CEO Gerhard Papenfus said the current ability for the medical profession to cede medical service provider invoices to financial institutions and third-party administrators was the only way to bypass the Fund and get paid and to provide further services. The use of third-party providers was seen as using the only part of the Fund that could be said to be properly working, he commented.

Bad record

He continued, “Removing cessions will have a devastating impact on workers, medical professionals and employers since for some time the Fund has been structurally and operationally dysfunctional. This is evidenced by repeated qualified audits by the Auditor-General and a slew of litigation and court orders against the Compensation Fund for non-payment of claims.”

Papenfus said the medical professionals “often choose to cede their claims to third-party administrators in return for immediate payment and not wait  months for the Fund to pay, if they do at all.”

Plenty of cash

He told parliamentarians that currently when an employee is injured at work, the employee is able to access necessary specialised private medical care, given that the employer contributes to the  Fund, “which should have built up vast sums over the years.

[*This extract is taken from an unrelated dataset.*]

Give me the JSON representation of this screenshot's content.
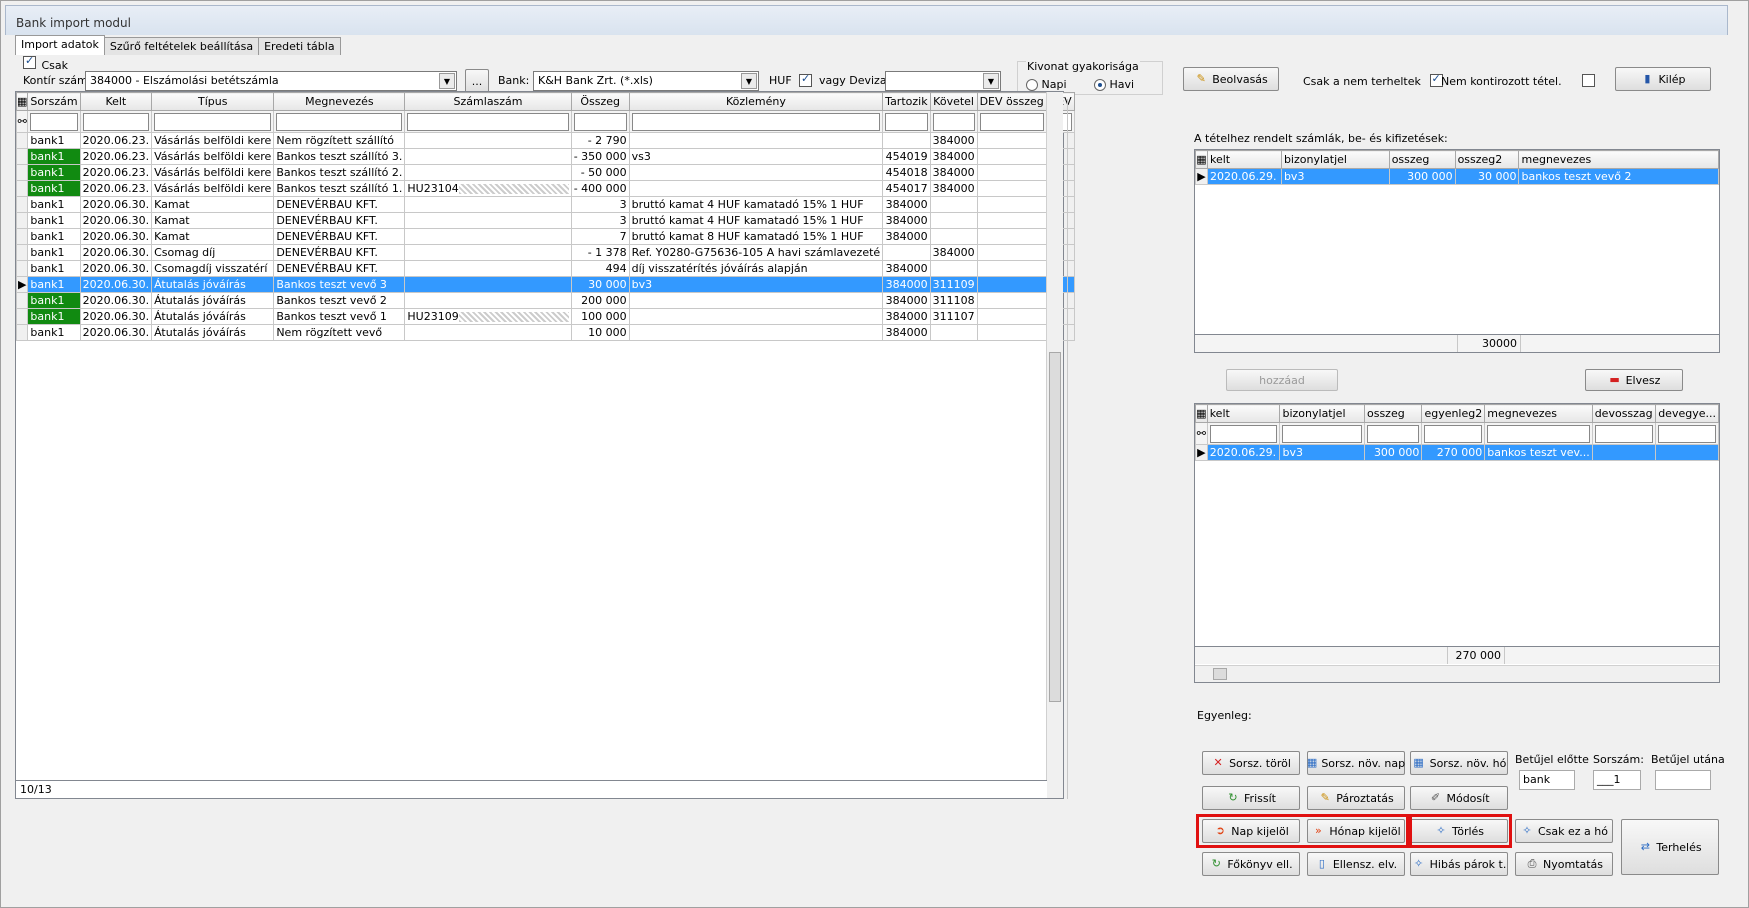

The third-party service providers then claim the fee from the Fund, working the systems which are both bureaucratic and slow, using short cuts which they have learnt and using court processes when necessary .

“We suspect that the Fund’s administrators are well aware that medical practitioners often do not necessarily have the administrative capacity or expertise to navigate the complex and dysfunctional claims system of the Fund. Third-party administrators, as experts in their area, having paid the professionals on time have been most successful in finalising their own claims often by way of legal action.”


Papenfus maintained that government was trying to hide its incapabilites, saying that “it was possible that the Fund was trying to prevent more of the hundreds of adverse court findings against it, in the hope that medical practitioners will not pursue their unpaid claims because of cost,” says Papenfus.

If Section 43 is achieved by DoL, he told MPs, the medical profession will not be able, by law, to hand  over their invoices for processing for a fee, meaning that they will simply close their doors to needy patients.   It is a well-known fact, he said, that the Fund years behind in claims and was staffed  by unresponsive public servants, another obstacle told medics should they be prepared to put in a costly systems to claim themselves.


With Minister Thulas Nxesi in attendance, Dot told MPs of the Portfolio Committee of Employment and Labour that in the next year, the Fund’s target was a 10% increase in the total assets of the Fund; a 60% reduction in matters affecting the audit outcome; all systemic deficiencies in regard to the payment and processing of claims being addressed by the new claims management system.

Wasteful and fruitless expenditure in the current year was to be reduced by 25%; a 15% reduction in irregular expenditure; there was to be investigation of 60% of all fraud cases reported; and a vacancy rate of less than 10%.